But even when we’re not being our own worst enemies, we have some pretty complacent friends as anyone who watched the recent BBC2 “Measures of Conscience” series must have concluded. What was remarkable about this lengthily researched exploration into the roles of Parliament and pressure groups in achieving the death penalty, abortion, homosexual and other reforms of the latter 1960s was the politicians’ obvious sense of high adventurousness at having dared to tackle such “unpopular” subjects and their seemingly universal lack of recognition that anything further remains to be done. In the final programme that white hope of all small liberals, Roy Jenkins, seemed to feel that about the right balance between the claims of personal freedom and state-enforced morality had now been struck and was apparently oblivious to the remaining inequalities in the laws affecting gay people. (It was of course the same Roy Jenkins who in a 1960 Commons debate said: “I wish that people would not speak as though one were representing a pressure lobby of homosexuals. In considering this question, I am not concerned only with what homosexuals want or even primarily with what they want (boldface mine) I am concerned with what I think is a reasonable law for a civilised country.”) And the by now well-known Arran-Abse duo reeked of its usual paternalism in the earlier programme on the ‘Wolfenden’ reform. What is simply astonishing about the whole operation is that none of its political protagonists seem even in retrospect to have considered the propriety of legislating for a substantial minority of three or four million people without contemplating the desirability, let alone the necessity, of endeavouring to obtain some representative views from homosexuals as such. Would they have dared to treat issues of racial discrimination similarly?

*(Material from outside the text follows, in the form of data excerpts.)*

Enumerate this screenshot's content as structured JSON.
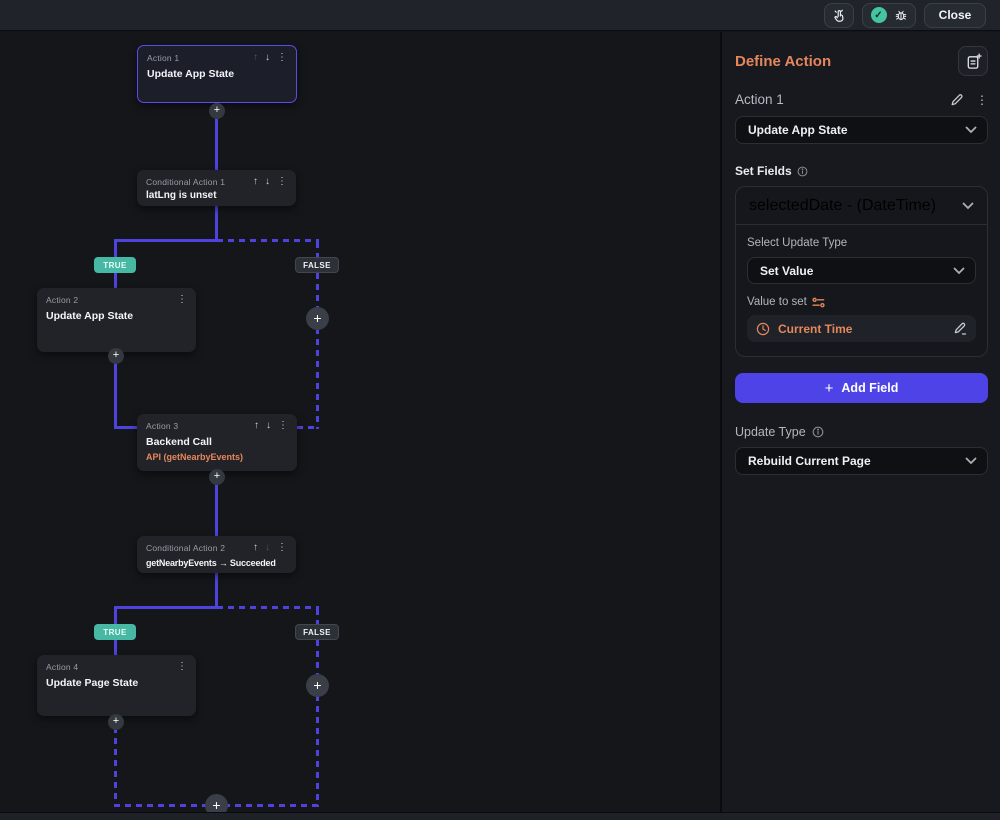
{
  "icons": {
    "up": "↑",
    "down": "↓",
    "kebab": "⋮",
    "plus": "+",
    "check": "✓"
  },
  "topbar": {
    "close_label": "Close"
  },
  "flow": {
    "badge_true": "TRUE",
    "badge_false": "FALSE",
    "nodes": {
      "action1": {
        "label": "Action 1",
        "title": "Update App State"
      },
      "cond1": {
        "label": "Conditional Action 1",
        "title": "latLng is unset"
      },
      "action2": {
        "label": "Action 2",
        "title": "Update App State"
      },
      "action3": {
        "label": "Action 3",
        "title": "Backend Call",
        "subtitle": "API (getNearbyEvents)"
      },
      "cond2": {
        "label": "Conditional Action 2",
        "title": "getNearbyEvents → Succeeded"
      },
      "action4": {
        "label": "Action 4",
        "title": "Update Page State"
      }
    }
  },
  "panel": {
    "title": "Define Action",
    "action_label": "Action 1",
    "action_type": "Update App State",
    "set_fields": {
      "label": "Set Fields",
      "field": "selectedDate - (DateTime)",
      "update_type_label": "Select Update Type",
      "update_type_value": "Set Value",
      "value_label": "Value to set",
      "value": "Current Time"
    },
    "add_field_label": "Add Field",
    "update_type_label": "Update Type",
    "update_type_value": "Rebuild Current Page"
  },
  "colors": {
    "accent_purple": "#4f43e0",
    "accent_orange": "#e5875c",
    "true_badge_teal": "#46b8a3",
    "primary_button_purple": "#4e43e6"
  }
}
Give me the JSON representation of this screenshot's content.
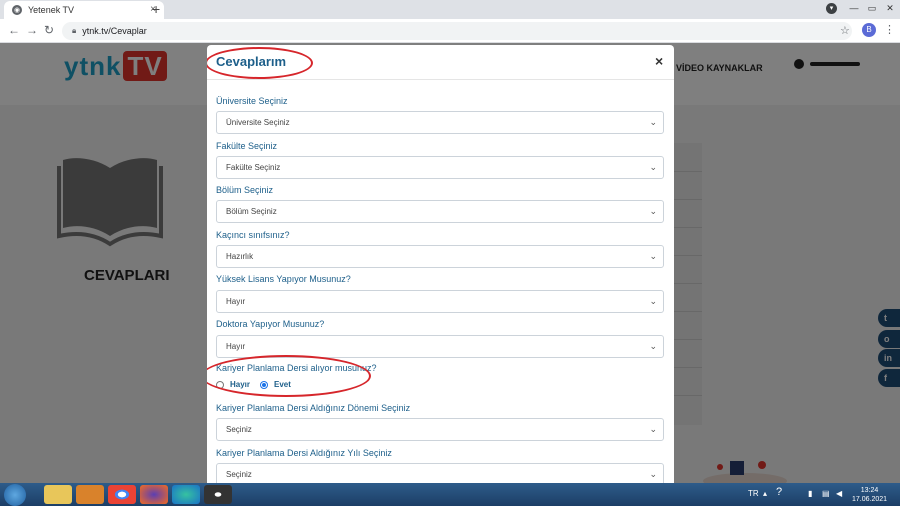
{
  "browser": {
    "tab_title": "Yetenek TV",
    "new_tab": "+",
    "tab_close": "×",
    "url": "ytnk.tv/Cevaplar",
    "profile_initial": "B",
    "window_min": "—",
    "window_max": "▭",
    "window_close": "✕"
  },
  "site": {
    "logo_part1": "ytnk",
    "logo_part2": "TV",
    "nav_video": "VİDEO KAYNAKLAR",
    "section_title": "CEVAPLARI",
    "social": [
      "t",
      "o",
      "in",
      "f"
    ]
  },
  "modal": {
    "title": "Cevaplarım",
    "close": "×",
    "fields": [
      {
        "label": "Üniversite Seçiniz",
        "value": "Üniversite Seçiniz"
      },
      {
        "label": "Fakülte Seçiniz",
        "value": "Fakülte Seçiniz"
      },
      {
        "label": "Bölüm Seçiniz",
        "value": "Bölüm Seçiniz"
      },
      {
        "label": "Kaçıncı sınıfsınız?",
        "value": "Hazırlık"
      },
      {
        "label": "Yüksek Lisans Yapıyor Musunuz?",
        "value": "Hayır"
      },
      {
        "label": "Doktora Yapıyor Musunuz?",
        "value": "Hayır"
      }
    ],
    "radio_question": "Kariyer Planlama Dersi alıyor musunuz?",
    "radio_no": "Hayır",
    "radio_yes": "Evet",
    "radio_selected": "Evet",
    "fields2": [
      {
        "label": "Kariyer Planlama Dersi Aldığınız Dönemi Seçiniz",
        "value": "Seçiniz"
      },
      {
        "label": "Kariyer Planlama Dersi Aldığınız Yılı Seçiniz",
        "value": "Seçiniz"
      }
    ]
  },
  "taskbar": {
    "lang": "TR",
    "time": "13:24",
    "date": "17.06.2021"
  },
  "colors": {
    "accent": "#1d5f8a",
    "highlight": "#d6262b"
  }
}
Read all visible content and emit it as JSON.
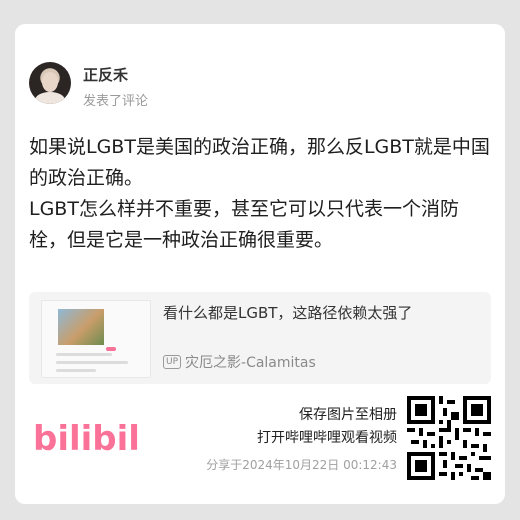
{
  "comment": {
    "username": "正反禾",
    "action": "发表了评论",
    "paragraphs": [
      "如果说LGBT是美国的政治正确，那么反LGBT就是中国的政治正确。",
      "LGBT怎么样并不重要，甚至它可以只代表一个消防栓，但是它是一种政治正确很重要。"
    ]
  },
  "embed": {
    "title": "看什么都是LGBT，这路径依赖太强了",
    "up_badge": "UP",
    "author": "灾厄之影-Calamitas"
  },
  "footer": {
    "logo_text": "bilibili",
    "save_line1": "保存图片至相册",
    "save_line2": "打开哔哩哔哩观看视频",
    "share_time": "分享于2024年10月22日 00:12:43"
  },
  "colors": {
    "brand_pink": "#fb7299",
    "background": "#e4e4e4"
  }
}
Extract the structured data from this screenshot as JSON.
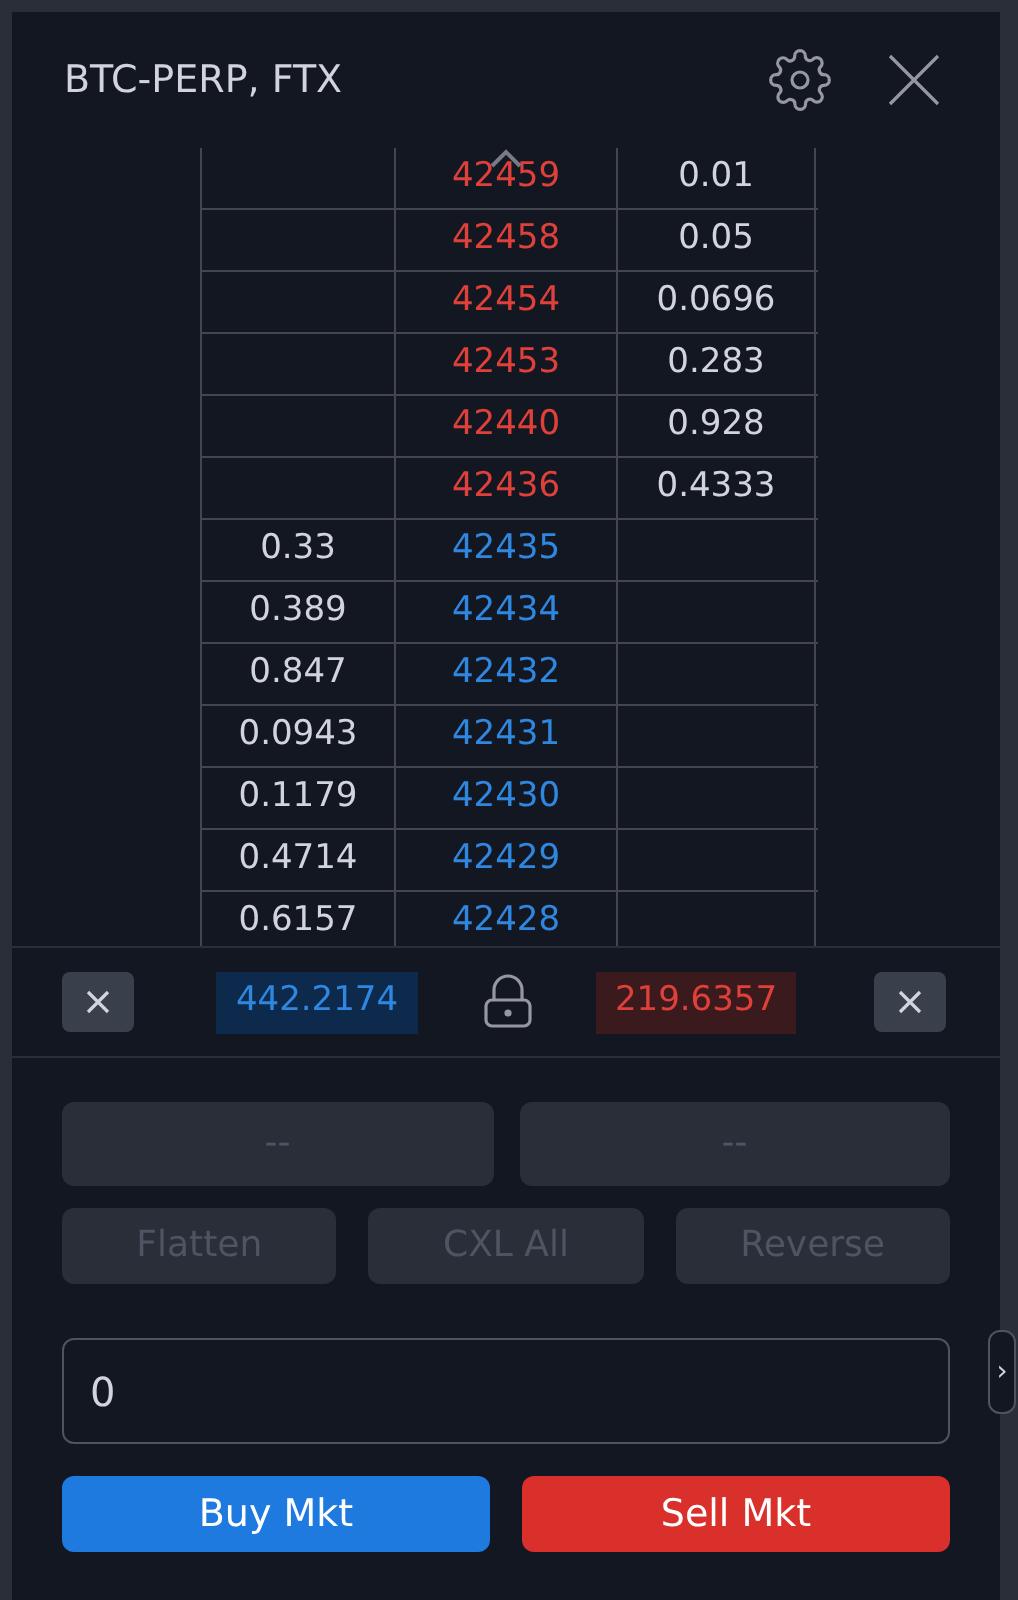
{
  "window": {
    "title": "BTC-PERP, FTX"
  },
  "order_book": {
    "rows": [
      {
        "kind": "ask",
        "bid_size": "",
        "price": "42459",
        "ask_size": "0.01"
      },
      {
        "kind": "ask",
        "bid_size": "",
        "price": "42458",
        "ask_size": "0.05"
      },
      {
        "kind": "ask",
        "bid_size": "",
        "price": "42454",
        "ask_size": "0.0696"
      },
      {
        "kind": "ask",
        "bid_size": "",
        "price": "42453",
        "ask_size": "0.283"
      },
      {
        "kind": "ask",
        "bid_size": "",
        "price": "42440",
        "ask_size": "0.928"
      },
      {
        "kind": "ask",
        "bid_size": "",
        "price": "42436",
        "ask_size": "0.4333"
      },
      {
        "kind": "bid",
        "bid_size": "0.33",
        "price": "42435",
        "ask_size": ""
      },
      {
        "kind": "bid",
        "bid_size": "0.389",
        "price": "42434",
        "ask_size": ""
      },
      {
        "kind": "bid",
        "bid_size": "0.847",
        "price": "42432",
        "ask_size": ""
      },
      {
        "kind": "bid",
        "bid_size": "0.0943",
        "price": "42431",
        "ask_size": ""
      },
      {
        "kind": "bid",
        "bid_size": "0.1179",
        "price": "42430",
        "ask_size": ""
      },
      {
        "kind": "bid",
        "bid_size": "0.4714",
        "price": "42429",
        "ask_size": ""
      },
      {
        "kind": "bid",
        "bid_size": "0.6157",
        "price": "42428",
        "ask_size": ""
      }
    ]
  },
  "totals": {
    "bid_total": "442.2174",
    "ask_total": "219.6357"
  },
  "button_rows": [
    [
      {
        "label": "--",
        "disabled": true
      },
      {
        "label": "--",
        "disabled": true
      }
    ],
    [
      {
        "label": "Flatten",
        "disabled": true
      },
      {
        "label": "CXL All",
        "disabled": true
      },
      {
        "label": "Reverse",
        "disabled": true
      }
    ]
  ],
  "quantity": {
    "value": "0"
  },
  "actions": [
    {
      "label": "Buy Mkt",
      "kind": "buy"
    },
    {
      "label": "Sell Mkt",
      "kind": "sell"
    }
  ],
  "collapse_handle": "›"
}
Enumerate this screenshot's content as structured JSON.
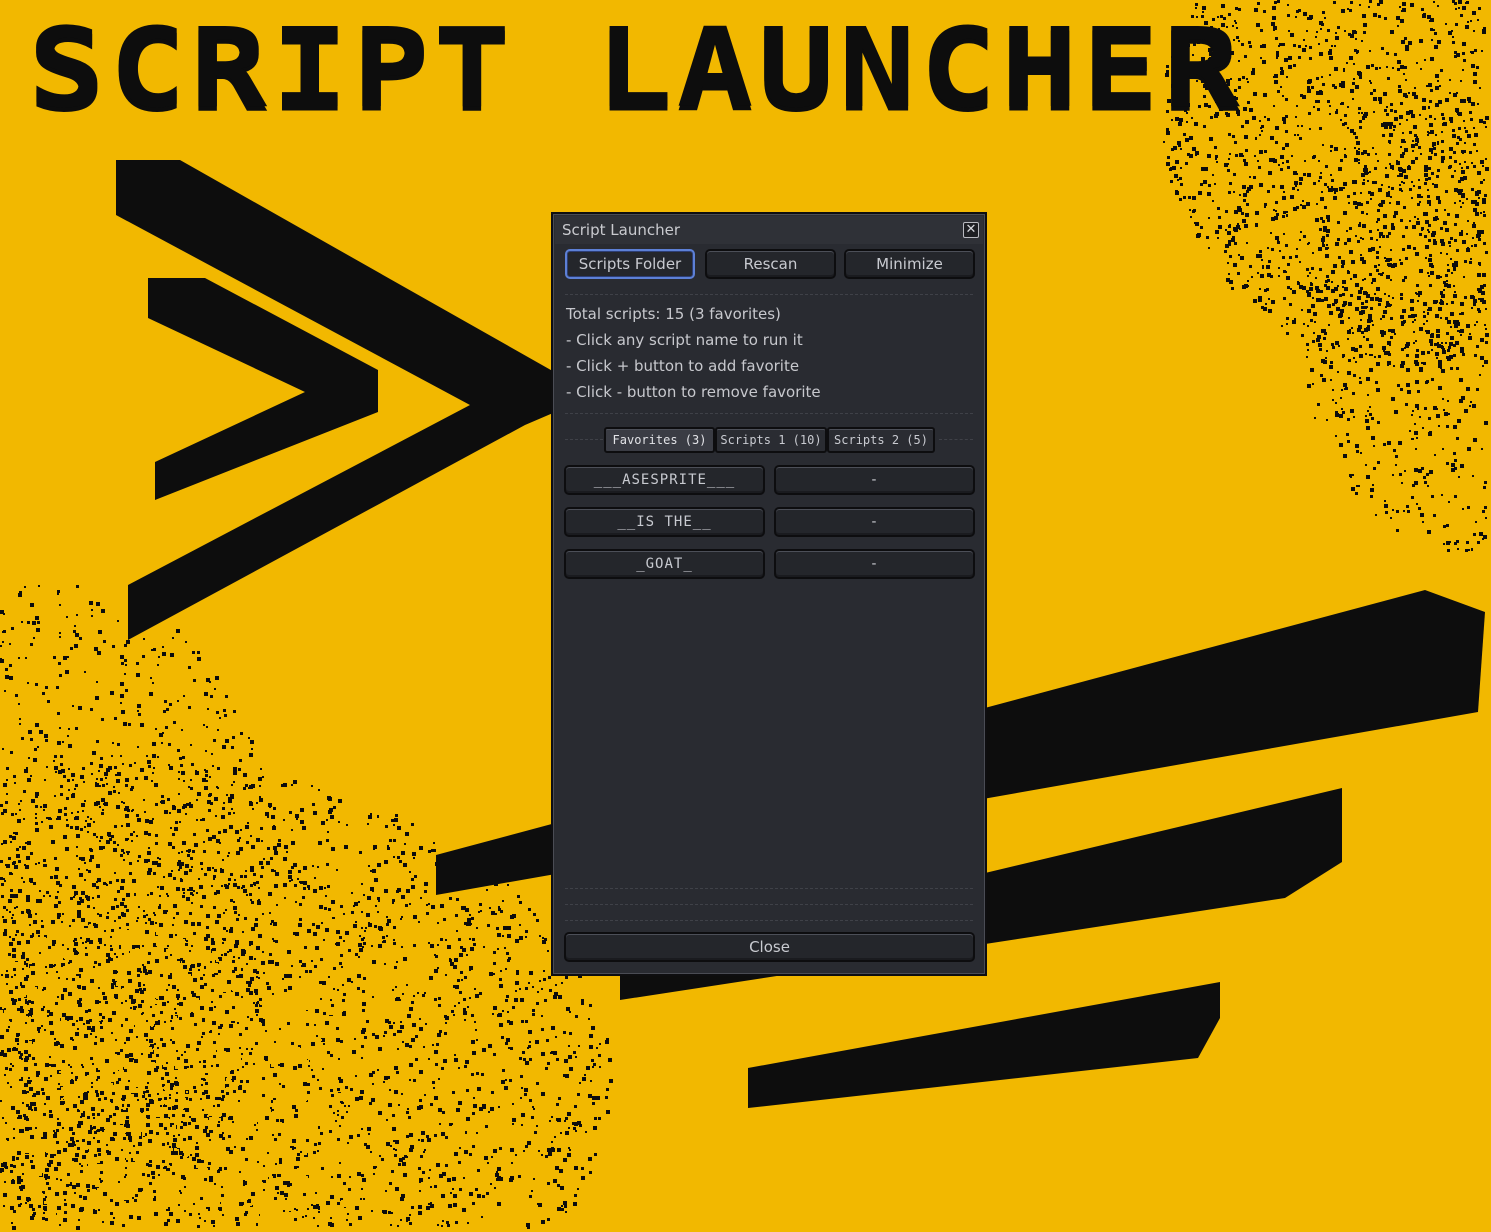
{
  "art": {
    "title": "SCRIPT LAUNCHER"
  },
  "colors": {
    "background": "#f2b800",
    "ink": "#0d0d0d",
    "dialog": "#292b31",
    "focus": "#5d80d6"
  },
  "dialog": {
    "title": "Script Launcher",
    "close_glyph": "✕",
    "toolbar": {
      "scripts_folder": "Scripts Folder",
      "rescan": "Rescan",
      "minimize": "Minimize"
    },
    "info": {
      "total": "Total scripts: 15 (3 favorites)",
      "line1": "- Click any script name to run it",
      "line2": "- Click + button to add favorite",
      "line3": "- Click - button to remove favorite"
    },
    "tabs": [
      {
        "label": "Favorites (3)"
      },
      {
        "label": "Scripts 1 (10)"
      },
      {
        "label": "Scripts 2 (5)"
      }
    ],
    "favorites": [
      {
        "name": "___ASESPRITE___",
        "action": "-"
      },
      {
        "name": "__IS THE__",
        "action": "-"
      },
      {
        "name": "_GOAT_",
        "action": "-"
      }
    ],
    "close_label": "Close"
  }
}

Speaking of Lord Arran and Mr. Abse, one wonders whether either of them will care to expound to readers of GAY NEWS the precise grounds for their vehement opposition to the notion of social clubs run by gay people for gay people (and, of course their straight friends) on non-exploitative lines? Anyone who remembers the flurry of protest which the mere mention of COC brought forth after law reform from both its sponsors might conclude that they regard ‘club’ as a four-letter word. Or maybe they think ghettos are created by those who are pushed into them? Would the exclusive establishments to which they belong welcome (or elect) self-proclaimed homosexuals?

The most effective way to eliminate ghettos, of course, is to break down the thought-barriers erected by the prejudiced or unthinking majority. If there were no exclusively heterosexual life-style and culture, there would be no need for anyone to think in terms of gay counter-culture. Which reminds me: some people do play this game to excessive lengths. I was once entertaining an acquaintance to a – so far as I was concerned – totally unerotic tete-a-tete. I put on the first record which happened to come to hand; the Max Bruch G Minor violin concerto, if I recollect aright. Immediately his eyes lit up with anticipation. “Ah!” he said, “you’re playing homosexual music”.